Roy guardou a mascarilha. 

— A um homem que diz as coisas cara a cara e que não mata um inimigo podendo fazê-lo, há que ajudá-lo! — disse Flanagan. 

— Obrigado! 

— Eu é que agradeço, Roy. E devo-lhe sete mil e quinhentos dólares, não o esqueça. 

— Não os quero. Digo-lhe o que deve fazer com eles. Guarde-os para o seu primeiro filho, para que tenha uma educação esmerada. Se alguma vez lhe falar nisso, diga-lhe que é em recordação de um homem que nunca devia ter deixado de ser professor. 

Os dois homens apertaram as mãos. Não havia mais nada a dizer entre eles. 

Ao chegar à cidade, Roy foi ao hotel onde se alojava Ingrid. E fez aquilo que recomendara ao hoteleiro que não fizesse. Entrou sem bater. E aconteceu que Ingrid estava naquele momento a mudar de roupa. Não soltou nenhum grito ao vê-lo entrar. Nem sequer parou. Continuou simplesmente a fazer o que estava a fazer. 

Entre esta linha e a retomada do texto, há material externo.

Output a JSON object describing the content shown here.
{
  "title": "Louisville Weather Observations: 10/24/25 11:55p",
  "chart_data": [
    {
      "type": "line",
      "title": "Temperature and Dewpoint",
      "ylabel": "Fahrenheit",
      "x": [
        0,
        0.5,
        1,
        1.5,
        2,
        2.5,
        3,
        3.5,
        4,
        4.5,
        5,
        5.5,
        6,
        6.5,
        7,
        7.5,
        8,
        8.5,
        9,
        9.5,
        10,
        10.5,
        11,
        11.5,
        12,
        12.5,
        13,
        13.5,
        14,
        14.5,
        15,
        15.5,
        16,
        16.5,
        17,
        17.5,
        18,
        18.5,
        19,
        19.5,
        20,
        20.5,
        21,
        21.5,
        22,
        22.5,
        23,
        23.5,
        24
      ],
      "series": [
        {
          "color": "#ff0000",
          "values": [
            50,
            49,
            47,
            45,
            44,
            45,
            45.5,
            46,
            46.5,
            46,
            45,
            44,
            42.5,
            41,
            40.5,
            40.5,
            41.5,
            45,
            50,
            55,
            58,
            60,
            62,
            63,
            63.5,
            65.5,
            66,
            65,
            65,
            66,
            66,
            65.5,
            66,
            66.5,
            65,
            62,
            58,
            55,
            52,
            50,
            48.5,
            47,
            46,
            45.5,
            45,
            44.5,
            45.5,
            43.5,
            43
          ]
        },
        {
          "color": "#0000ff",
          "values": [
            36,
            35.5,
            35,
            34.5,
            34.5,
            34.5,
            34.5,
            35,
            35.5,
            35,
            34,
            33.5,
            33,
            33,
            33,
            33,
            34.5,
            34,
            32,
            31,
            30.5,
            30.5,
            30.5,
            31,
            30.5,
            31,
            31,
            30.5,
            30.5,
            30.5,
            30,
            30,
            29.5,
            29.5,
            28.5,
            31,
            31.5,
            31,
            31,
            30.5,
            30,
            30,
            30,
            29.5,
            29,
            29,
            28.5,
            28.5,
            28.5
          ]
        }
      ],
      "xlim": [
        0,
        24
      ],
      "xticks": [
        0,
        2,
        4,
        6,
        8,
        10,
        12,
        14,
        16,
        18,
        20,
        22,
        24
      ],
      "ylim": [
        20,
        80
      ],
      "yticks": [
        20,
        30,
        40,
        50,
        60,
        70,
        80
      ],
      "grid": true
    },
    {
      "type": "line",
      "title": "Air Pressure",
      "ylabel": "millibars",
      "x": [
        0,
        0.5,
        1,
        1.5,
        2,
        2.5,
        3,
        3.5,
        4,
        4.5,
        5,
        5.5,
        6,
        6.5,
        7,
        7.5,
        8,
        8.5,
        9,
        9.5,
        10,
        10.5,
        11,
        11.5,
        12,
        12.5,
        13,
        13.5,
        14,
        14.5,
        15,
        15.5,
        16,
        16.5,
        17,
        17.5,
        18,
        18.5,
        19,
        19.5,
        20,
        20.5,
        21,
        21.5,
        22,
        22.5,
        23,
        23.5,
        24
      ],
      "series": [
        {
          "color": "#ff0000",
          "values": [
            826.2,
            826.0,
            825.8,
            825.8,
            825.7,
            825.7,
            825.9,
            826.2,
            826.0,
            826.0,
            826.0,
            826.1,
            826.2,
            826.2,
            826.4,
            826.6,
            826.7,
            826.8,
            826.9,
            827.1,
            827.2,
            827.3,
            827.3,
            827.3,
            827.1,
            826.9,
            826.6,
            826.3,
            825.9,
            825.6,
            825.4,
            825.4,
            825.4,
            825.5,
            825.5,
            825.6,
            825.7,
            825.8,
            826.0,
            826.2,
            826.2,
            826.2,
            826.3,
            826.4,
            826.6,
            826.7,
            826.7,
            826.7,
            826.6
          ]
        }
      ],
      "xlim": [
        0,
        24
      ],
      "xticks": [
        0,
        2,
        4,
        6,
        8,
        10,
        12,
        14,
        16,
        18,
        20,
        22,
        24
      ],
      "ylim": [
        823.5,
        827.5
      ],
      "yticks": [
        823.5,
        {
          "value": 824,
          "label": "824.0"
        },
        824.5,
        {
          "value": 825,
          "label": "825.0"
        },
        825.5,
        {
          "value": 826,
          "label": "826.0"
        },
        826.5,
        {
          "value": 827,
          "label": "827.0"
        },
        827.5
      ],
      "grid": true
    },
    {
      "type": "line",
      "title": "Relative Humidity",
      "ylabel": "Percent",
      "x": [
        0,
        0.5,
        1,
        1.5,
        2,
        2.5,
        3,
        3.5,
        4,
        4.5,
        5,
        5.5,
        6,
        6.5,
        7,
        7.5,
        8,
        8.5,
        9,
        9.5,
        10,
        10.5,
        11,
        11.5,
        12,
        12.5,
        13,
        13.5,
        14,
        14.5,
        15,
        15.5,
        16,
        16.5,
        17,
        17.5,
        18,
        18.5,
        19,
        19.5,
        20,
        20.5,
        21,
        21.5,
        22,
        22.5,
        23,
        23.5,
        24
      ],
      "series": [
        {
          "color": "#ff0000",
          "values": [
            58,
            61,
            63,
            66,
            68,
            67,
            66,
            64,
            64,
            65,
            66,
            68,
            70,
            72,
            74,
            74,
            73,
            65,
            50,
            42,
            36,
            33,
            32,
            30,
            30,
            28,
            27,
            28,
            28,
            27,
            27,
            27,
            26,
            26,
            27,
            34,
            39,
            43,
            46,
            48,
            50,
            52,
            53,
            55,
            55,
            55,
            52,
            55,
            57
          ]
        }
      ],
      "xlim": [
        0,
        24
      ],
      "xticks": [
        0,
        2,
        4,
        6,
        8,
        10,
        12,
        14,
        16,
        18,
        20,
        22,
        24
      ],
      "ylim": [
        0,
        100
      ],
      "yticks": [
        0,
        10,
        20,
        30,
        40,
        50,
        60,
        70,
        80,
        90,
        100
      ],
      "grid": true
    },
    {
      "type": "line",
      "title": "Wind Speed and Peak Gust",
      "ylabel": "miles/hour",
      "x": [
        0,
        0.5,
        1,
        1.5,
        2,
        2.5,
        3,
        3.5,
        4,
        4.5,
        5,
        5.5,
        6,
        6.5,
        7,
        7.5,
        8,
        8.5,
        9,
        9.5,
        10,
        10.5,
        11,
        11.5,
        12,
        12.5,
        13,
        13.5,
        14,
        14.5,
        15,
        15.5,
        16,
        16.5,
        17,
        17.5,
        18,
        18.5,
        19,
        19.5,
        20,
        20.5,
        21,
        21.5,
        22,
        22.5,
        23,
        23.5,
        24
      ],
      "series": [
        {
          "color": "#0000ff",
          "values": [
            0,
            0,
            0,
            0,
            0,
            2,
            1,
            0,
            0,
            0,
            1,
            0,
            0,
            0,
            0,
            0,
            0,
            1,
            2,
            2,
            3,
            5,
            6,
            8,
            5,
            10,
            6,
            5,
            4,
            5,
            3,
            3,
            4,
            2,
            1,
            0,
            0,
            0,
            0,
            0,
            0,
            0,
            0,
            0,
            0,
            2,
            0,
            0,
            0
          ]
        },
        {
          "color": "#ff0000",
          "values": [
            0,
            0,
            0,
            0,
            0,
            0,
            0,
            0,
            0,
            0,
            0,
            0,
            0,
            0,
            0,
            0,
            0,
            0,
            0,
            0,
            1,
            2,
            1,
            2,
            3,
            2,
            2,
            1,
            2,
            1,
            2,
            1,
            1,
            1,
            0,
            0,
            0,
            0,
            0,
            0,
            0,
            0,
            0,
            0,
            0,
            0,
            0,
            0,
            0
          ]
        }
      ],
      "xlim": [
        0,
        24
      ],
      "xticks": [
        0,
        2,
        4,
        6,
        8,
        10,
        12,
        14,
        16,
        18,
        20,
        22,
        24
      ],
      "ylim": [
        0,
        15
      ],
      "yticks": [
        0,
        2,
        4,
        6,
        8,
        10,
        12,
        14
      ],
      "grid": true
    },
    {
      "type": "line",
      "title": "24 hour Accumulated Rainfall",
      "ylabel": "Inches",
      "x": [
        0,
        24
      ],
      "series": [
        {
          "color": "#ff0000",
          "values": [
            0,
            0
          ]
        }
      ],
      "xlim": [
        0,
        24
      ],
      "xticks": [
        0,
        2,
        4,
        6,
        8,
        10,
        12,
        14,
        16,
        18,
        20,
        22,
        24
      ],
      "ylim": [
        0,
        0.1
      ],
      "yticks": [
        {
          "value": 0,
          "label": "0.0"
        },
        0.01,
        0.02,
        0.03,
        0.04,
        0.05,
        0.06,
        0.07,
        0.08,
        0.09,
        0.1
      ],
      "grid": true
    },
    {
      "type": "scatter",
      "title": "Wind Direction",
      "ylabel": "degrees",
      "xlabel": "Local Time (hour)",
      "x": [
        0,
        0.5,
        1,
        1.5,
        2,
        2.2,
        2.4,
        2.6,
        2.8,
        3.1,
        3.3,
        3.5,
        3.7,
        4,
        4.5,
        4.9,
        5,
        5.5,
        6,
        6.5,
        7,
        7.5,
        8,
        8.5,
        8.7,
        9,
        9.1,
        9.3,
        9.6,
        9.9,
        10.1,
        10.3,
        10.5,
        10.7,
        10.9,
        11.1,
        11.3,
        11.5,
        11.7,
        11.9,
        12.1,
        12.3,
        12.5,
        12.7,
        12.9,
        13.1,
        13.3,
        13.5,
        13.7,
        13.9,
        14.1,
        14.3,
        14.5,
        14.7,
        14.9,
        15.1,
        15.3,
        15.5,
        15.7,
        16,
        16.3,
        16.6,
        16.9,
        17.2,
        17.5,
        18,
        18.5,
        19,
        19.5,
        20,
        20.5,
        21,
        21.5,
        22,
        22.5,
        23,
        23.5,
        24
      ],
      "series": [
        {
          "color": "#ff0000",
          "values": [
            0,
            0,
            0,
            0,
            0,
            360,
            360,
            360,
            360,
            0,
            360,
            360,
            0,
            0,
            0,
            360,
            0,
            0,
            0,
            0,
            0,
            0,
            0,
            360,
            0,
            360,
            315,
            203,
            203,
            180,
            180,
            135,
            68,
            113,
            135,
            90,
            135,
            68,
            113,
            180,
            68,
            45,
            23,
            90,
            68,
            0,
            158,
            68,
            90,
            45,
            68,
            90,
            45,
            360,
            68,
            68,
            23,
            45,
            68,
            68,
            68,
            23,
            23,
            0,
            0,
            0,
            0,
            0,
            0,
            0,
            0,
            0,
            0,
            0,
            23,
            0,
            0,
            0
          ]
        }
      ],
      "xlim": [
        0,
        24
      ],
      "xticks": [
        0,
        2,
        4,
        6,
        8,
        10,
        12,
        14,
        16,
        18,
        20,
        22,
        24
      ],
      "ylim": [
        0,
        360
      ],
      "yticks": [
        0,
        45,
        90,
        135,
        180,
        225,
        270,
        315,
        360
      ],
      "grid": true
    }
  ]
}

— Sabes? — disse dai a instantes. — Começo a gostar deste género de roupa. 

— Mau é... 

— Porquê? 

— Porque terei de te oferecer mais alguma coisa. 

— O quê? Um vestido de noiva. 

Ingrid olhou-o pelo canto dos olhos. 

— Então no fundo não nos odiamos? Sim, mas é tanto no fundo que... que o ódio desapareceu. 

Ingrid sorriu. Sorriu de uma forma nova, inteiramente feliz talvez pela primeira vez na sua vida. 

— Mas senhor professor! Que sério que está! Não quer beijar-me? Apenas para aprenderes como se faz... como uma... lição. 

Ia experimentá-lo quando de repente a porta se abriu. 

Key entrou, muito decidido. O seu único olho destapado brilhava. 

— Estás aqui, Roy? Vou seguir o teu conselho e casar com a rapariga! E vou levá-la daqui mesmo que ela me dê outro soco! 

Roy murmurou: 

— Não ela não to dará — e acrescentou suavemente: — Tens de desculpar, mas desta vez serei eu a dar-to! 

Com a mão direita acertou em cheio no olho são de Key. 

— Mas que se passa? Que significa isto? — perguntou Key, espantado. 

Roy murmurou: 

— Vamos, Ingrid. A lição... Mas com este homem aqui... 

— Não te preocupes. Dentro de meia hora ele não vê absolutamente nada!